Fiumi, laghi, con una vegetazione ricca tipica dei climi tropicali; mentre la spina dorsale del Paese è rappresentato dalla Cordigliera delle Ande. Insomma un’infinità di bellezza che di generazione in generazione è stata vissuta da comunità che ad oggi lottano non solo per difendere quei pezzi di terra ma anche cercando di sopravvivere per non scomparire nell’etichetta che racchiude un’enorme complessità: popolazioni indigene.
La CONAIE (La Confederazione delle Nazionalità Indigene dell’Ecuador) è la più grande organizzazione indigena del Paese, da anni guida le mobilitazioni rappresentando lo zoccolo più duro per le politiche neoliberiste. La mancata comunicazione tra il Presidente e i manifestanti ha generato solo una dura guerriglia urbana con le strade in fumo mentre venivano riprese dall’alto dalle tv locali.

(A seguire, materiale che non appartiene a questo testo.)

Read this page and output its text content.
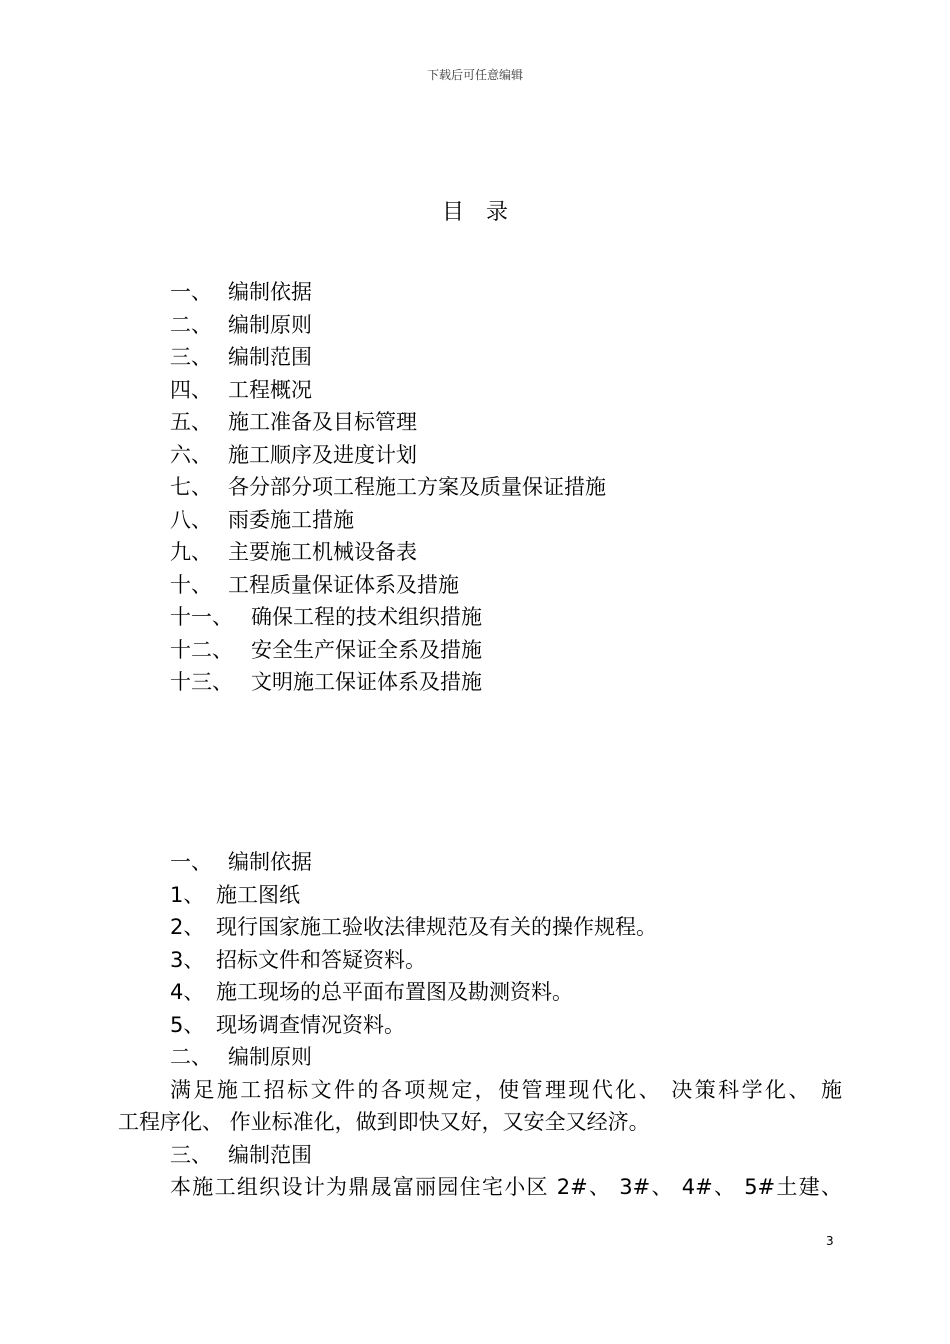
下载后可任意编辑
目录
一、 编制依据
二、 编制原则
三、 编制范围
四、 工程概况
五、 施工准备及目标管理
六、 施工顺序及进度计划
七、 各分部分项工程施工方案及质量保证措施
八、 雨委施工措施
九、 主要施工机械设备表
十、 工程质量保证体系及措施
十一、 确保工程的技术组织措施
十二、 安全生产保证全系及措施
十三、 文明施工保证体系及措施
一、 编制依据
1、 施工图纸
2、 现行国家施工验收法律规范及有关的操作规程。
3、 招标文件和答疑资料。
4、 施工现场的总平面布置图及勘测资料。
5、 现场调查情况资料。
二、 编制原则
满足施工招标文件的各项规定，使管理现代化、 决策科学化、 施
工程序化、 作业标准化，做到即快又好，又安全又经济。
三、 编制范围
本施工组织设计为鼎晟富丽园住宅小区 2#、 3#、 4#、 5#土建、
3
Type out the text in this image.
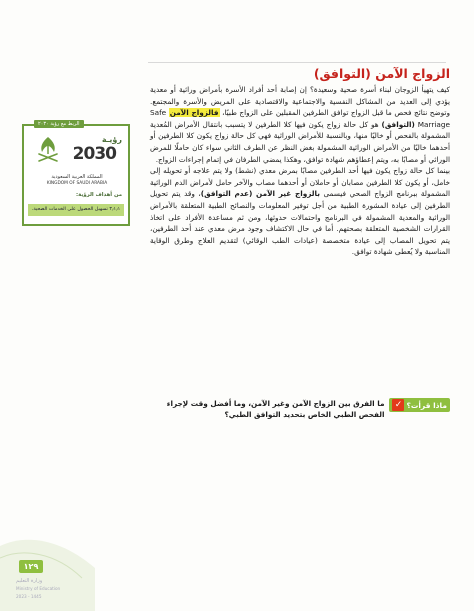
الزواج الآمن (التوافق)

كيف يتهيأ الزوجان لبناء أسرة صحية وسعيدة؟ إن إصابة أحد أفراد الأسرة بأمراض وراثية أو معدية يؤدي إلى العديد من المشاكل النفسية والاجتماعية والاقتصادية على المريض والأسرة والمجتمع. وتوضح نتائج فحص ما قبل الزواج توافق الطرفين المقبلين على الزواج طبيًا، فالزواج الآمن Safe Marriage (التوافق) هو كل حالة زواج يكون فيها كلا الطرفين لا يتسبب بانتقال الأمراض المُعدية المشمولة بالفحص أو خاليًا منها، وبالنسبة للأمراض الوراثية فهي كل حالة زواج يكون كلا الطرفين أو أحدهما خاليًا من الأمراض الوراثية المشمولة بغض النظر عن الطرف الثاني سواء كان حاملًا للمرض الوراثي أو مصابًا به، ويتم إعطاؤهم شهادة توافق، وهكذا يمضي الطرفان في إتمام إجراءات الزواج.

بينما كل حالة زواج يكون فيها أحد الطرفين مصابًا بمرض معدي (نشط) ولا يتم علاجه أو تحويله إلى خامل، أو يكون كلا الطرفين مصابان أو حاملان أو أحدهما مصاب والآخر حامل لأمراض الدم الوراثية المشمولة ببرنامج الزواج الصحي فيسمى بالزواج غير الآمن (عدم التوافق)، وقد يتم تحويل الطرفين إلى عيادة المشورة الطبية من أجل توفير المعلومات والنصائح الطبية المتعلقة بالأمراض الوراثية والمعدية المشمولة في البرنامج واحتمالات حدوثها، ومن ثم مساعدة الأفراد على اتخاذ القرارات الشخصية المتعلقة بصحتهم. أما في حال الاكتشاف وجود مرض معدي عند أحد الطرفين، يتم تحويل المصاب إلى عيادة متخصصة (عيادات الطب الوقائي) لتقديم العلاج وطرق الوقاية المناسبة ولا يُعطى شهادة توافق.

ماذا قرأت؟
✓
ما الفرق بين الزواج الآمن وغير الآمن، وما أفضل وقت لإجراء الفحص الطبي الخاص بتحديد التوافق الطبي؟
الربط مع رؤية ٢٠٣٠
رؤيـة
2030
المملكة العربية السعودية
KINGDOM OF SAUDI ARABIA
من أهداف الرؤية:
٣٫١٫١ تسهيل الحصول على الخدمات الصحية.
١٢٩
وزارة التعليم
Ministry of Education
2023 - 1445
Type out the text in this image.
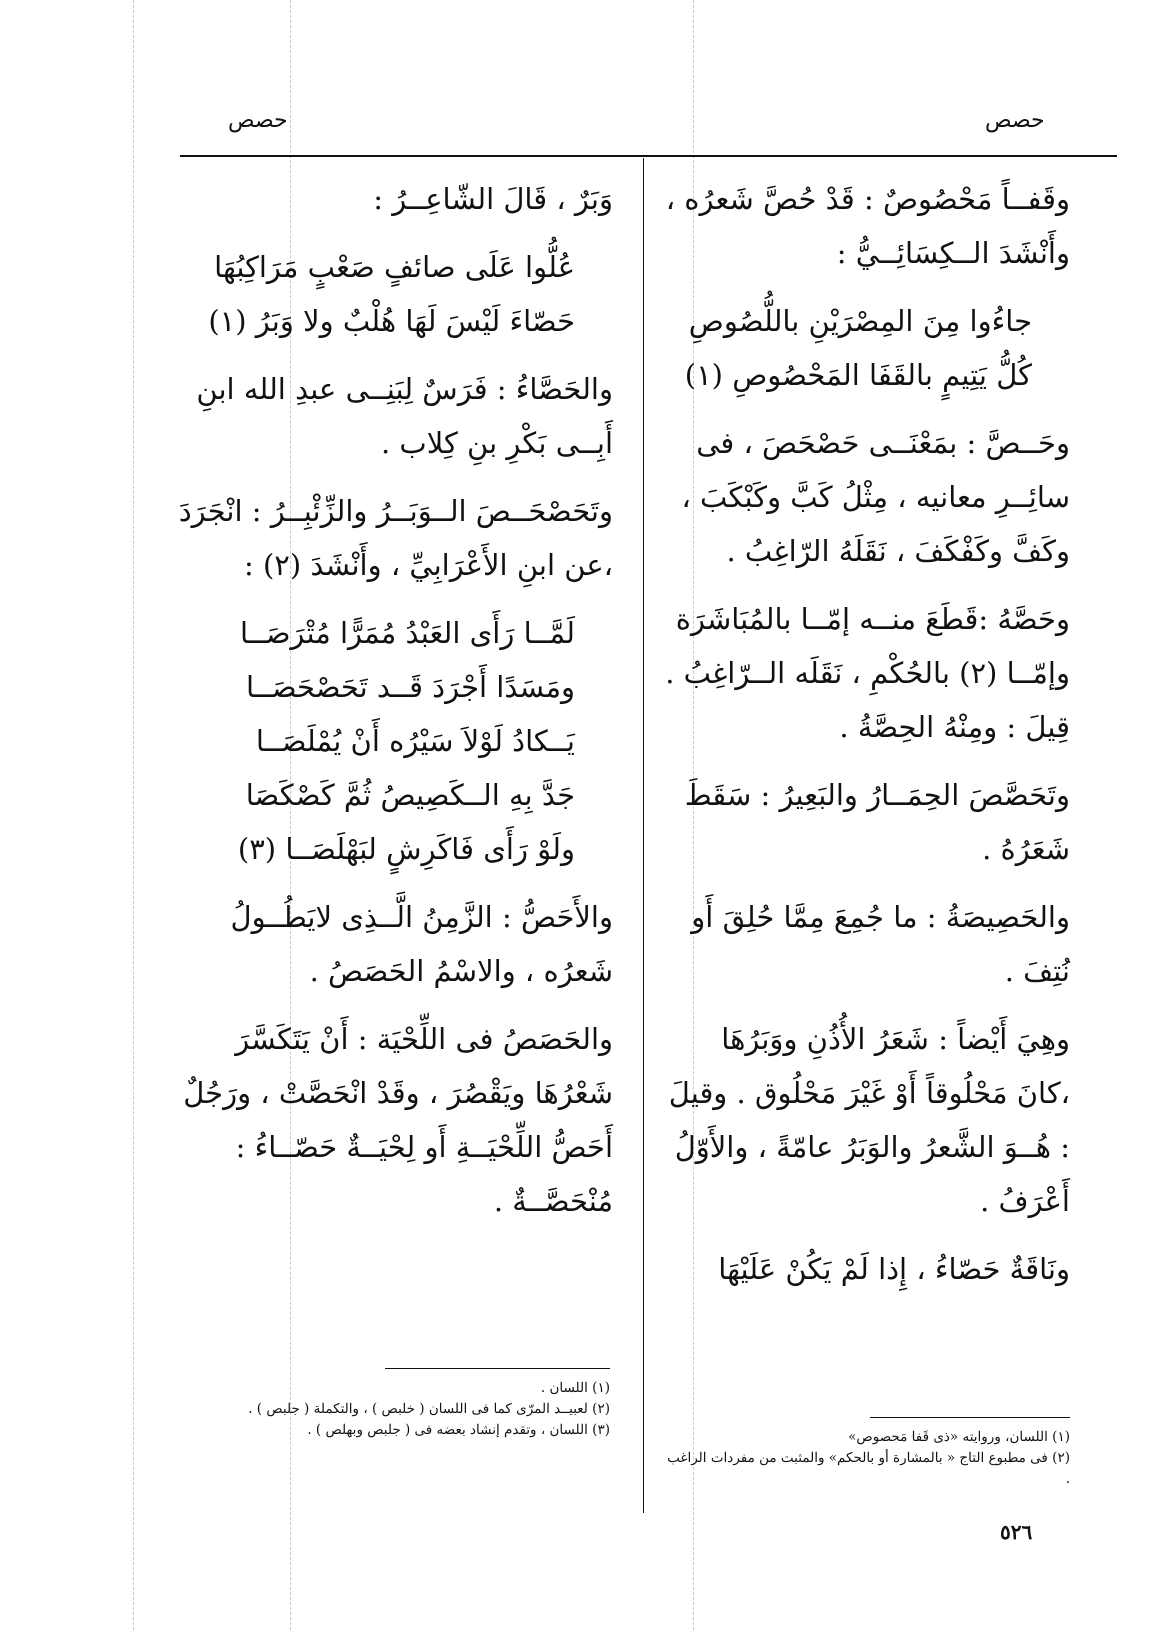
حصص
حصص

وقَفــاً مَحْصُوصٌ : قَدْ حُصَّ شَعرُه ، وأَنْشَدَ الــكِسَائِــيُّ :

جاءُوا مِنَ المِصْرَيْنِ باللُّصُوصِ
كُلُّ يَتِيمٍ بالقَفَا المَحْصُوصِ (١)

وحَــصَّ : بمَعْنَــى حَصْحَصَ ، فى سائِــرِ معانيه ، مِثْلُ كَبَّ وكَبْكَبَ ، وكَفَّ وكَفْكَفَ ، نَقَلَهُ الرّاغِبُ .

وحَصَّهُ :قَطَعَ منــه إمّــا بالمُبَاشَرَة وإمّــا (٢) بالحُكْمِ ، نَقَلَه الــرّاغِبُ . قِيلَ : ومِنْهُ الحِصَّةُ .

وتَحَصَّصَ الحِمَــارُ والبَعِيرُ : سَقَطَ شَعَرُهُ .

والحَصِيصَةُ : ما جُمِعَ مِمَّا حُلِقَ أَو نُتِفَ .

وهِيَ أَيْضاً : شَعَرُ الأُذُنِ ووَبَرُهَا ،كانَ مَحْلُوقاً أَوْ غَيْرَ مَحْلُوق . وقيلَ : هُــوَ الشَّعرُ والوَبَرُ عامّةً ، والأَوّلُ أَعْرَفُ .

ونَاقَةٌ حَصّاءُ ، إِذا لَمْ يَكُنْ عَلَيْهَا

وَبَرٌ ، قَالَ الشّاعِــرُ :

عُلُّوا عَلَى صائفٍ صَعْبٍ مَرَاكِبُهَا
حَصّاءَ لَيْسَ لَهَا هُلْبٌ ولا وَبَرُ (١)

والحَصَّاءُ : فَرَسٌ لِبَنِــى عبدِ الله ابنِ أَبِــى بَكْرِ بنِ كِلاب .

وتَحَصْحَــصَ الــوَبَــرُ والزِّئْبِــرُ : انْجَرَدَ ،عن ابنِ الأَعْرَابِيِّ ، وأَنْشَدَ (٢) :

لَمَّــا رَأَى العَبْدُ مُمَرًّا مُتْرَصَــا
ومَسَدًا أَجْرَدَ قَــد تَحَصْحَصَــا
يَــكادُ لَوْلاَ سَيْرُه أَنْ يُمْلَصَــا
جَدَّ بِهِ الــكَصِيصُ ثُمَّ كَصْكَصَا
ولَوْ رَأَى فَاكَرِشٍ لبَهْلَصَــا (٣)

والأَحَصُّ : الزَّمِنُ الَّــذِى لايَطُــولُ شَعرُه ، والاسْمُ الحَصَصُ .

والحَصَصُ فى اللِّحْيَة : أَنْ يَتَكَسَّرَ شَعْرُهَا ويَقْصُرَ ، وقَدْ انْحَصَّتْ ، ورَجُلٌ أَحَصُّ اللِّحْيَــةِ أَو لِحْيَــةٌ حَصّــاءُ : مُنْحَصَّــةٌ .

(١) اللسان .
(٢) لعبيــد المرّى كما فى اللسان ( خلبص ) ، والتكملة ( جلبص ) .
(٣) اللسان ، وتقدم إنشاد بعضه فى ( جلبص وبهلص ) .	(١) اللسان، وروايته «ذى قَفا مَحصوص»
(٢) فى مطبوع التاج « بالمشارة أو بالحكم» والمثبت من مفردات الراغب .
٥٢٦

Proprio Guillermo Lasso ha dichiarato: “è chiara l’intenzione dei manifestanti che vogliono provocare un golpe de estado nel Paese”; Dall’altro lato i manifestanti guidati da numerose associazioni, tra tutte proprio la CONAIE, non ci stanno ad essere etichettati come violenti e sottolineano come le dichiarazioni istituzionali siano mirate per diffondere ancora più odio e repulsione verso le ampie fette di popolazione indigena. L’indigestione politica però non appartiene solo agli indigeni, anche studenti, professori, il sistema dei trasporti e molti sindacati hanno aderito alle proteste sostenendo le rivendicazioni della CONAIE.
Nelle ultime settimane a causa di un clima incandescente l’Assemblea Nazionale ha dovuto addirittura discutere sulla fine del mandato di Guillermo Lasso, e servivano solo 92 voti su 137 per mandare a casa l’ennesimo Presidente che poteva essere destituito proprio secondo l’articolo 130 della Costituzione Ecuadoriana, che prevede: “’ è possibile mettere fine ad un mandato per grave crisi politica e frattura interna”.
Una visione più ampia
L’America latina da sempre in subbuglio sembra aver trovato negli ultimi anni forme relativamente più democratiche per mettere in discussione il neolibersimo e le politiche finanziarie; gli ultimi cambi politici segnano uno scenario interessante che rivede all’orizzonte ampi schieramenti di sinistra.
Oltre a Cuba e Venezuela, l’Argentina guidata da Fernandez, il nuovo Cile di Boric, l’esperimento marxista in Perù con Castillo, le elezioni in Colombia con Petro, la Bolivia di Arce, e il Messico di AMLO, rappresentano una sinistra nuova, per alcuni moderata, per altri più radicale, un mix ideologico che nonostante le sue mille sfumature rappresenta un importante freno alle decisioni del FMI e dagli Usa e nonostante le differenze profonde tutti questi Paesi hanno avuto nella loro fase di svolta un punto in comune: la critica al neoliberismo.
Non è dunque un caso, bensì un punto di congiunzione, che su uno dei manifesti più famosi che hanno inneggiato allo sciopero nazionale in Ecuador, la CONAIE abbia scritto in maniera forte e chiara: “Il governo ha deciso imporci il neoliberismo per assecondare gli interessi dell’agenda del FMI, tutto questo colpendo sistematicamente la popolazione. È arrivato il momento di decidere se continuare a spalleggiare questo interventismo finanziario oppure ascoltare il clamore del popolo”.
È chiaro a tutti oramai come le prossime elezioni in Brasile possano ristabilire un ordine sociale e economico in grado di suscitare un grande terremoto in America Latina. Nel frattempo l’Ecuador trema scuotendo (di paura) anche il Fondo Monetario Internazionale e i suoi sostenitori.